Ma si stava insinuando, anche a Cherasco, il cancro del fascismo. Carlo Galli della Mantica fu costretto di nuovo a dimettersi(…) Fu nominato Podestà Giuseppe Farinetti, che restò in carica fino al 1933, quando, dopo un periodo di commissariamento durato 4 mesi, gli subentrò l’industriale Enrico Chicco, già commissario straordinario (dopo Lecchi) poco tempo prima. 
Nel 1925 il PNF cercò di prendere possesso di tutte le istituzioni della città, e contemporaneamente cominciò la personale verifica di quanti cittadini fossero già iscritti al partito.
Nel 1929 le elezioni nazionali portarono al solito consenso plebiscitario al regime: a Cherasco votarono il fascio il 93% dei cittadini. 

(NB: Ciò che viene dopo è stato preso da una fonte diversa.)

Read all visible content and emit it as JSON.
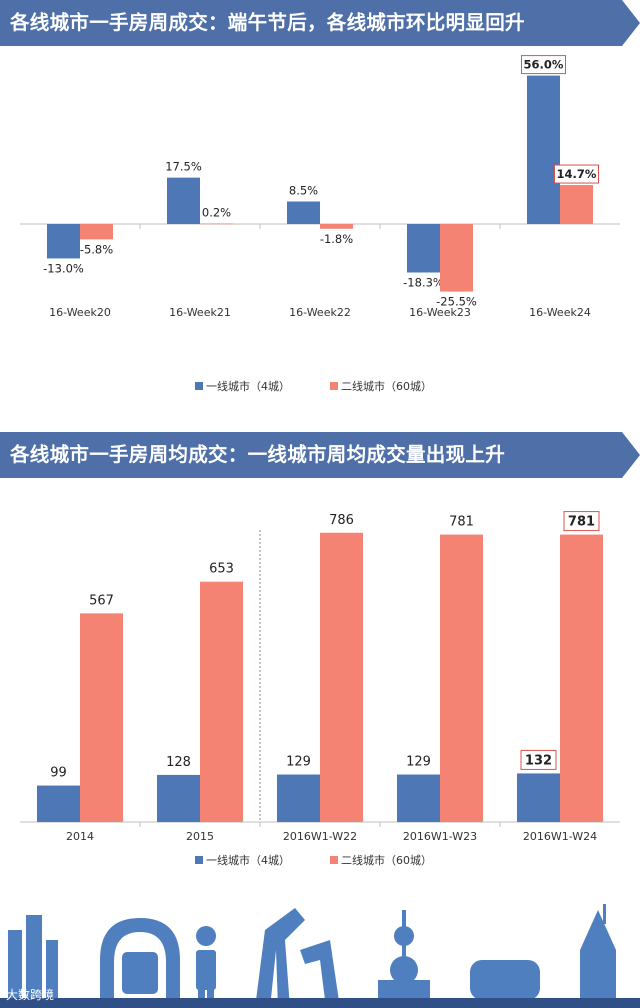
{
  "colors": {
    "banner": "#4f6fa8",
    "series1": "#4e78b5",
    "series2": "#f58373",
    "highlight_border": "#d9534f",
    "skyline": "#4f7fbf"
  },
  "chart1": {
    "title": "各线城市一手房周成交：端午节后，各线城市环比明显回升"
  },
  "chart2": {
    "title": "各线城市一手房周均成交：一线城市周均成交量出现上升"
  },
  "watermark": "大数跨境",
  "chart_data": [
    {
      "type": "bar",
      "title": "各线城市一手房周成交：端午节后，各线城市环比明显回升",
      "categories": [
        "16-Week20",
        "16-Week21",
        "16-Week22",
        "16-Week23",
        "16-Week24"
      ],
      "series": [
        {
          "name": "一线城市（4城）",
          "values": [
            -13.0,
            17.5,
            8.5,
            -18.3,
            56.0
          ],
          "labels": [
            "-13.0%",
            "17.5%",
            "8.5%",
            "-18.3%",
            "56.0%"
          ]
        },
        {
          "name": "二线城市（60城）",
          "values": [
            -5.8,
            0.2,
            -1.8,
            -25.5,
            14.7
          ],
          "labels": [
            "-5.8%",
            "0.2%",
            "-1.8%",
            "-25.5%",
            "14.7%"
          ]
        }
      ],
      "unit": "%",
      "ylim": [
        -30,
        60
      ],
      "grid": false,
      "legend_position": "bottom"
    },
    {
      "type": "bar",
      "title": "各线城市一手房周均成交：一线城市周均成交量出现上升",
      "categories": [
        "2014",
        "2015",
        "2016W1-W22",
        "2016W1-W23",
        "2016W1-W24"
      ],
      "series": [
        {
          "name": "一线城市（4城）",
          "values": [
            99,
            128,
            129,
            129,
            132
          ],
          "labels": [
            "99",
            "128",
            "129",
            "129",
            "132"
          ]
        },
        {
          "name": "二线城市（60城）",
          "values": [
            567,
            653,
            786,
            781,
            781
          ],
          "labels": [
            "567",
            "653",
            "786",
            "781",
            "781"
          ]
        }
      ],
      "ylim": [
        0,
        800
      ],
      "grid": false,
      "legend_position": "bottom"
    }
  ]
}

La vita cittadina era ormai segnata e si svolgeva secondo le tempistiche e le iniziative fasciste: si svolgevano quasi settimanalmente manifestazioni (di ogni sorta, ma le più seguite erano quelle sportive, anche se il football non era certo lo sport di regime...), organizzate dal partito, che terminavano sempre con il discorso di ex-combattenti e l’esposizione di ogni sorta di vessilli e drappi neri da parte dei giovani Balilla.

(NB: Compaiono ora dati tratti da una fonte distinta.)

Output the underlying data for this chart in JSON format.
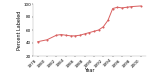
{
  "years": [
    1978,
    1980,
    1982,
    1983,
    1984,
    1985,
    1986,
    1987,
    1988,
    1989,
    1990,
    1991,
    1992,
    1993,
    1994,
    1995,
    1996,
    1997,
    1998,
    2000
  ],
  "values": [
    42,
    45,
    52,
    53,
    52,
    51,
    51,
    52,
    54,
    56,
    58,
    60,
    65,
    75,
    93,
    95,
    94,
    95,
    96,
    97
  ],
  "line_color": "#d96060",
  "marker_color": "#d96060",
  "ylabel": "Percent Labeled",
  "xlabel": "Year",
  "ylim": [
    20,
    100
  ],
  "xlim": [
    1977,
    2001
  ],
  "yticks": [
    20,
    40,
    60,
    80,
    100
  ],
  "xticks": [
    1978,
    1980,
    1982,
    1984,
    1986,
    1988,
    1990,
    1992,
    1994,
    1996,
    1998,
    2000
  ],
  "xtick_labels": [
    "1978",
    "1980",
    "1982",
    "1984",
    "1986",
    "1988",
    "1990",
    "1992",
    "1994",
    "1996",
    "1998",
    "2000"
  ],
  "tick_fontsize": 3.0,
  "label_fontsize": 3.5,
  "linewidth": 0.7,
  "markersize": 1.2,
  "background_color": "#ffffff"
}
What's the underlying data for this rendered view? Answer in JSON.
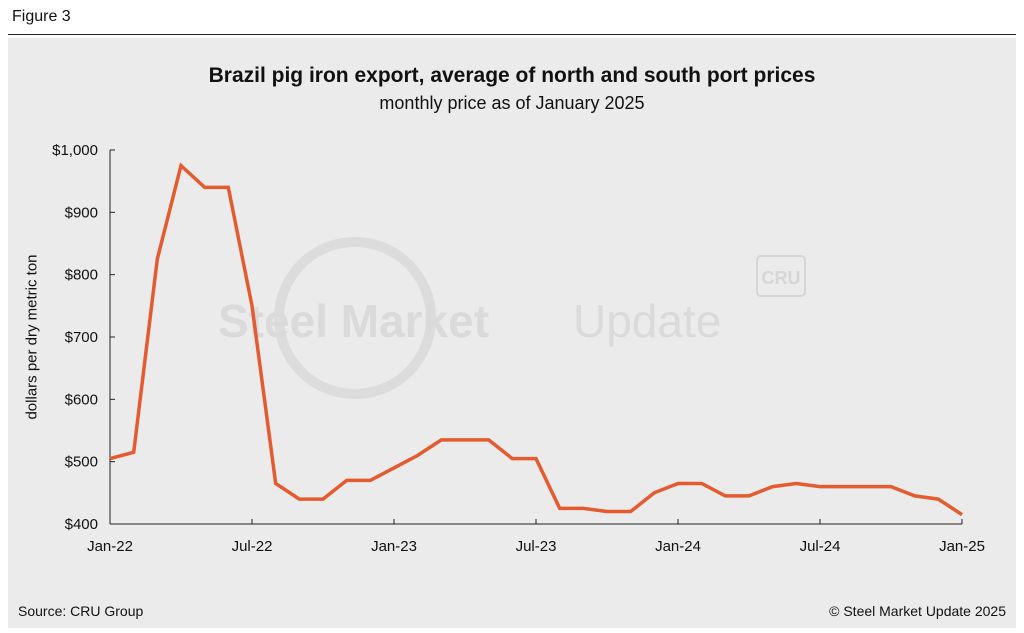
{
  "figure_label": "Figure 3",
  "title": "Brazil pig iron export, average of north and south port prices",
  "subtitle": "monthly price as of January 2025",
  "source": "Source: CRU Group",
  "copyright": "© Steel Market Update 2025",
  "watermark": {
    "part1": "Steel Market",
    "part2": "Update",
    "badge": "CRU"
  },
  "colors": {
    "line": "#e35b2f",
    "panel": "#ebebeb",
    "axis": "#222222"
  },
  "chart_data": {
    "type": "line",
    "title": "Brazil pig iron export, average of north and south port prices",
    "subtitle": "monthly price as of January 2025",
    "ylabel": "dollars per dry metric ton",
    "xlabel": "",
    "ylim": [
      400,
      1000
    ],
    "y_ticks": [
      400,
      500,
      600,
      700,
      800,
      900,
      1000
    ],
    "y_tick_labels": [
      "$400",
      "$500",
      "$600",
      "$700",
      "$800",
      "$900",
      "$1,000"
    ],
    "x_tick_labels": [
      "Jan-22",
      "Jul-22",
      "Jan-23",
      "Jul-23",
      "Jan-24",
      "Jul-24",
      "Jan-25"
    ],
    "x_tick_months": [
      "Jan-22",
      "Jul-22",
      "Jan-23",
      "Jul-23",
      "Jan-24",
      "Jul-24",
      "Jan-25"
    ],
    "grid": false,
    "legend": "none",
    "categories": [
      "Jan-22",
      "Feb-22",
      "Mar-22",
      "Apr-22",
      "May-22",
      "Jun-22",
      "Jul-22",
      "Aug-22",
      "Sep-22",
      "Oct-22",
      "Nov-22",
      "Dec-22",
      "Jan-23",
      "Feb-23",
      "Mar-23",
      "Apr-23",
      "May-23",
      "Jun-23",
      "Jul-23",
      "Aug-23",
      "Sep-23",
      "Oct-23",
      "Nov-23",
      "Dec-23",
      "Jan-24",
      "Feb-24",
      "Mar-24",
      "Apr-24",
      "May-24",
      "Jun-24",
      "Jul-24",
      "Aug-24",
      "Sep-24",
      "Oct-24",
      "Nov-24",
      "Dec-24",
      "Jan-25"
    ],
    "series": [
      {
        "values": [
          505,
          515,
          825,
          975,
          940,
          940,
          750,
          465,
          440,
          440,
          470,
          470,
          490,
          510,
          535,
          535,
          535,
          505,
          505,
          425,
          425,
          420,
          420,
          450,
          465,
          465,
          445,
          445,
          460,
          465,
          460,
          460,
          460,
          460,
          445,
          440,
          415
        ]
      }
    ]
  }
}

Il fascismo si era impossessato, anche con la forza, della vita dei Cheraschesi, ma non del cuore della maggioranza della popolazione. Ancora nel 1933, da Cuneo, si pretese che il Podestà di Cherasco svolgesse un’indagine per verificare la “fascistizzazione” degli enti funzionanti nella città. 
E i più cedettero solo di fronte alle minacce e alle violenze ripetute. Così risultò che nell’amministrazione delle Opere Pie ci fossero due persone (Francesco Raselli e Eugenio Pelizza) ancora non iscritti al partito, che al Monte di Pietà, Opera Pia Oberto, la maggioranza dei membri non fosse “ufficialmente” fascista (Pantaleo Tortoroglio, Francesco Donato, Giuseppe Ferrua, Antonio Cravero e Luigi Icheri), come anche nel direttivo del Ritiro Figlie Maestre di Cherasco, dove c’era ancora tale Felice Brogni che rifiutava (!) la tessera.

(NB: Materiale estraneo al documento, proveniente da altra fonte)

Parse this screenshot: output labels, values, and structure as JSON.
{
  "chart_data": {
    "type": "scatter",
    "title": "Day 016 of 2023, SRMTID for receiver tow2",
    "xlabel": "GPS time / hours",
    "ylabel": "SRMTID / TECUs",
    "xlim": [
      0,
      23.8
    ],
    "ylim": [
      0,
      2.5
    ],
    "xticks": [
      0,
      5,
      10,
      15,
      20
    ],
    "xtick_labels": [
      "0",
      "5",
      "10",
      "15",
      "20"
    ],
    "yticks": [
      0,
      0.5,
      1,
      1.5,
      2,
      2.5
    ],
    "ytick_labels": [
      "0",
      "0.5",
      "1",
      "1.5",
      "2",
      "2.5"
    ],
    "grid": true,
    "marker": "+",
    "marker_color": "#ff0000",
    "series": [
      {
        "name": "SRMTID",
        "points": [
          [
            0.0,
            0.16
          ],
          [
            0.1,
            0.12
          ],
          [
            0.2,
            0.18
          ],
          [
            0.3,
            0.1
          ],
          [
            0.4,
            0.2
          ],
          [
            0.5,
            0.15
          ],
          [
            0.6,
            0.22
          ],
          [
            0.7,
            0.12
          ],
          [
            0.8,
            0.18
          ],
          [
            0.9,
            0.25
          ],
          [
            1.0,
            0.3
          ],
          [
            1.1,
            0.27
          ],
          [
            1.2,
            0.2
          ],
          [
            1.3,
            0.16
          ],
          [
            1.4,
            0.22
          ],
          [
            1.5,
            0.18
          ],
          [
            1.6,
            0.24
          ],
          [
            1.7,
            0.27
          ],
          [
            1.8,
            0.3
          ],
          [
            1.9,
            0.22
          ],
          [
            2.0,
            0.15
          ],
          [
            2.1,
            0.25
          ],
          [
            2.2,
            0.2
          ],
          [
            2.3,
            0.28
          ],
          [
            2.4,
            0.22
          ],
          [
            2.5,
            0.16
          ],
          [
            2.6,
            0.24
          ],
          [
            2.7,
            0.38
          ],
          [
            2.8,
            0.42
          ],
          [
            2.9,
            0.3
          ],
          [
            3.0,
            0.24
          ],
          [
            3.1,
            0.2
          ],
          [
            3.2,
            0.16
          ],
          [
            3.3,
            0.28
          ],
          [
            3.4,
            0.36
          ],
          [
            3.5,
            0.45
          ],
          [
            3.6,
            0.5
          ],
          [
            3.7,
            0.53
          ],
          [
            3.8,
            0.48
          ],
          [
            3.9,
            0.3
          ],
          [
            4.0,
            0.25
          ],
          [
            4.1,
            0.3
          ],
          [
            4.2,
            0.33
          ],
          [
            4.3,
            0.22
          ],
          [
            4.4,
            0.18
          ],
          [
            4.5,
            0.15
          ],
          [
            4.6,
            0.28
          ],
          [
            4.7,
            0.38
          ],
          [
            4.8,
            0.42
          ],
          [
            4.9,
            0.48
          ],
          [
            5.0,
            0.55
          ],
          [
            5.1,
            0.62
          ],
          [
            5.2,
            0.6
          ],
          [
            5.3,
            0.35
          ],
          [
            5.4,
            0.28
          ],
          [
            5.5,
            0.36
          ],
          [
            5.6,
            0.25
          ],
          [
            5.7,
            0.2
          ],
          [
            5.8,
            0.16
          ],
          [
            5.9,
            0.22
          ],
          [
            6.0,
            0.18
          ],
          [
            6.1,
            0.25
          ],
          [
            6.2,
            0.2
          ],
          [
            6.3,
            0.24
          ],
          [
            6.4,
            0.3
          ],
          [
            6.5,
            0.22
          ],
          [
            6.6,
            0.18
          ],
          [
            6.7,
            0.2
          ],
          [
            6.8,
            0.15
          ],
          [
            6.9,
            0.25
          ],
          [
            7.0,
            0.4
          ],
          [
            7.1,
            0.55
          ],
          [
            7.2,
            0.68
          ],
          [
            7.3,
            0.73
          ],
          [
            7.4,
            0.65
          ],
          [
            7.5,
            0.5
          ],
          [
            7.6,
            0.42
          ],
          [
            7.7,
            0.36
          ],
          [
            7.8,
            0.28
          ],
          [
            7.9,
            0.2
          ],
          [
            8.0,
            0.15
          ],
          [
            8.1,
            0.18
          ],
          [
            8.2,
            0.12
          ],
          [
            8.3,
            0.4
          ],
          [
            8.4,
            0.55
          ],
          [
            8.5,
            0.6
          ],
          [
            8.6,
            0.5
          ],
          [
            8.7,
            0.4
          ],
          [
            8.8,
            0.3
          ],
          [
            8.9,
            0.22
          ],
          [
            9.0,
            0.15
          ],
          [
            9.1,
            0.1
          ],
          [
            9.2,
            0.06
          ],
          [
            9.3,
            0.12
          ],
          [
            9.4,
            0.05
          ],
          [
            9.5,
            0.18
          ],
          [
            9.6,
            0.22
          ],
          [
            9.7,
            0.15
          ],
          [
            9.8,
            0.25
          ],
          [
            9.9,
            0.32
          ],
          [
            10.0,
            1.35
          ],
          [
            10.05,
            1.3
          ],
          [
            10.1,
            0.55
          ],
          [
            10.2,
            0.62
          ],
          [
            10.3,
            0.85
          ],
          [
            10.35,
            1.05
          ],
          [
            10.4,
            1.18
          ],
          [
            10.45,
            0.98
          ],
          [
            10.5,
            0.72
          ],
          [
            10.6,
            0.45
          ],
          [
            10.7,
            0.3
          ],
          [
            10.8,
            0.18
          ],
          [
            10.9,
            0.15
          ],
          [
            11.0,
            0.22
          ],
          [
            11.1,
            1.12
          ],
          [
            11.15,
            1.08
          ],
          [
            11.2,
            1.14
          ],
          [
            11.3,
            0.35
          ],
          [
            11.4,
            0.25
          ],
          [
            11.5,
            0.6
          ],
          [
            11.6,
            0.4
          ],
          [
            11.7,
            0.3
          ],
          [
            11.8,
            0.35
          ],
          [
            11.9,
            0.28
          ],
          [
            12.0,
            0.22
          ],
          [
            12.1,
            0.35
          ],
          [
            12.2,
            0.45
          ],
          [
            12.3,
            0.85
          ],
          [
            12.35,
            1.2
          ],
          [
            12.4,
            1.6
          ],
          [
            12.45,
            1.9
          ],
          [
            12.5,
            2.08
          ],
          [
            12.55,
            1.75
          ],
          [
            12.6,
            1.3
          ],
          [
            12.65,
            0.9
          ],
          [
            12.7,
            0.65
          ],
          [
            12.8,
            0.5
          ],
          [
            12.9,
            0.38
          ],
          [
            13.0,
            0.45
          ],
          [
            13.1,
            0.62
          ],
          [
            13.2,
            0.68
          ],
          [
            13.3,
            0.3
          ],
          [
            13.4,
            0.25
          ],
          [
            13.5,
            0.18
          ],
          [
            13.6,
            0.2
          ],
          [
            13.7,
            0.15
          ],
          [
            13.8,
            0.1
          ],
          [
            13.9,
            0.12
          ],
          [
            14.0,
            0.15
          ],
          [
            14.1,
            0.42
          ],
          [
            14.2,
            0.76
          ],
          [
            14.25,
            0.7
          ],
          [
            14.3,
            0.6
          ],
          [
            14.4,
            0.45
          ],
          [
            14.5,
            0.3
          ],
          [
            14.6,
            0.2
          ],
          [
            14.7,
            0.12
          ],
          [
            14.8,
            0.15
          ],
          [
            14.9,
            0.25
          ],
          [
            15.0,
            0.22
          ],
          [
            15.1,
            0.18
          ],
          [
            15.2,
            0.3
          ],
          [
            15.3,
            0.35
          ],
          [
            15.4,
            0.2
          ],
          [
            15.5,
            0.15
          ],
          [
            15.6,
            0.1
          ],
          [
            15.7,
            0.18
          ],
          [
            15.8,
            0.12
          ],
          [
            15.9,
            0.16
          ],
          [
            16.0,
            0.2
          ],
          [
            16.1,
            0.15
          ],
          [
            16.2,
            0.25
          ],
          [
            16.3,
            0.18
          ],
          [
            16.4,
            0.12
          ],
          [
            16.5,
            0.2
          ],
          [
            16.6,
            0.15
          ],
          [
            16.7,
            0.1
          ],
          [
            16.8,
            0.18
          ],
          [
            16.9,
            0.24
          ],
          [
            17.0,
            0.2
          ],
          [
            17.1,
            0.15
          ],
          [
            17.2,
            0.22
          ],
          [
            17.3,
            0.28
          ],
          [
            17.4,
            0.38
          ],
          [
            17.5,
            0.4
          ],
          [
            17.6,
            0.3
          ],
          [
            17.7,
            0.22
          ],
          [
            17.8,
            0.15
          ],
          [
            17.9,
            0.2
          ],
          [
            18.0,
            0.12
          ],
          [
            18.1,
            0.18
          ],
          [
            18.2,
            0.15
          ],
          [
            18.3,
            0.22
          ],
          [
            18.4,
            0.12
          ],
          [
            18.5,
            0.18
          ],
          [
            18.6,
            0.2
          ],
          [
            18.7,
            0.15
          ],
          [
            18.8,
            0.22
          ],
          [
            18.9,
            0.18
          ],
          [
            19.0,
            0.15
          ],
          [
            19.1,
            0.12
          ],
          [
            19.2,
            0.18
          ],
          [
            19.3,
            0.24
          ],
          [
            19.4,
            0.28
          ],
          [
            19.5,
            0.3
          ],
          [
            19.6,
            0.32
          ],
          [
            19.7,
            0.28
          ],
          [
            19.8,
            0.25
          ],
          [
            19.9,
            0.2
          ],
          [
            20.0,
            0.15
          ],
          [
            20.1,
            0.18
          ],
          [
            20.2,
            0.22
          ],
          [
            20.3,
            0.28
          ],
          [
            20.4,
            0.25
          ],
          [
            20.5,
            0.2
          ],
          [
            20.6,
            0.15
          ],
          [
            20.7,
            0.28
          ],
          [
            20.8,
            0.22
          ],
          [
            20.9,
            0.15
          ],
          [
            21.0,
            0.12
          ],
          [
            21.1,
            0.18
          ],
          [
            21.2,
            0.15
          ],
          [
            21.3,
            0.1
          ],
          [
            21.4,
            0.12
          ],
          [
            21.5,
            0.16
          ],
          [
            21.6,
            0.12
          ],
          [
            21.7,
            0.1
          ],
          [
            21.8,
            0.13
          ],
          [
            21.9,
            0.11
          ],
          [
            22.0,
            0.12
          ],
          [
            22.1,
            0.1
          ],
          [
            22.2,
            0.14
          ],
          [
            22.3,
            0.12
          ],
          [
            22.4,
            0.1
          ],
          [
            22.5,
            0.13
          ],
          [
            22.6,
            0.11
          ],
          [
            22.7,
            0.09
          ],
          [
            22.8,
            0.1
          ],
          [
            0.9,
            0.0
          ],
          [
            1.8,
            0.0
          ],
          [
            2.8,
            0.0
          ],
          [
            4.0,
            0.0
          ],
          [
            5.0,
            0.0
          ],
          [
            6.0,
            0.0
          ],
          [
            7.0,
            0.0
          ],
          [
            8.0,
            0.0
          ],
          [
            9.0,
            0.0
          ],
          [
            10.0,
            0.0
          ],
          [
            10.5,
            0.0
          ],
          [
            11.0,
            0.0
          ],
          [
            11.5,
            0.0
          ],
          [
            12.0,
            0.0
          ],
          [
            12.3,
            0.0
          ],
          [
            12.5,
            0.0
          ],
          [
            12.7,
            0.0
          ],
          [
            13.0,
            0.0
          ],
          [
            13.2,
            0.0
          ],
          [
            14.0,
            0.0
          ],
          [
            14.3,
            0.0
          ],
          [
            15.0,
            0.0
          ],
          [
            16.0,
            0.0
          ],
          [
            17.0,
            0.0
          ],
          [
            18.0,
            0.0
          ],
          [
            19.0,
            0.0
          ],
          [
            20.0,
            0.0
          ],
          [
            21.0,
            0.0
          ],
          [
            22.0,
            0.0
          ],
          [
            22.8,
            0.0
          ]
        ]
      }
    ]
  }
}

Nel 1935 i venti di guerra e di devastazione cominciarono a soffiare in tutta Italia e anche a Cherasco, ancora sanguinante per le ferite riportate dal primo conflitto mondiale, la vita cambiò quasi all’improvviso, con la ripresa costante e metodica delle esercitazioni dell’esercito. Dispacci militari ripresero a diventare l’ordine del giorno.
Ci si preparava, con gli echi dell’altra guerra ancora nella testa e il pensiero a quello che di lì a poco sarebbe capitato. Anche partecipando alle campagne di colonizzazione tanto care al fascismo. Molti Cheraschesi che andarono a combattere in Africa tornarono poco entusiasti di quello che avevano visto.
Lo stretto rapporto dell’Italia con Germania e Austria e l’appoggio alle “leggi razziali”, poi, furono la goccia che fece traboccare il vaso, e che portò Cherasco, quasi subito, ad abbracciare le idee liberali della Resistenza.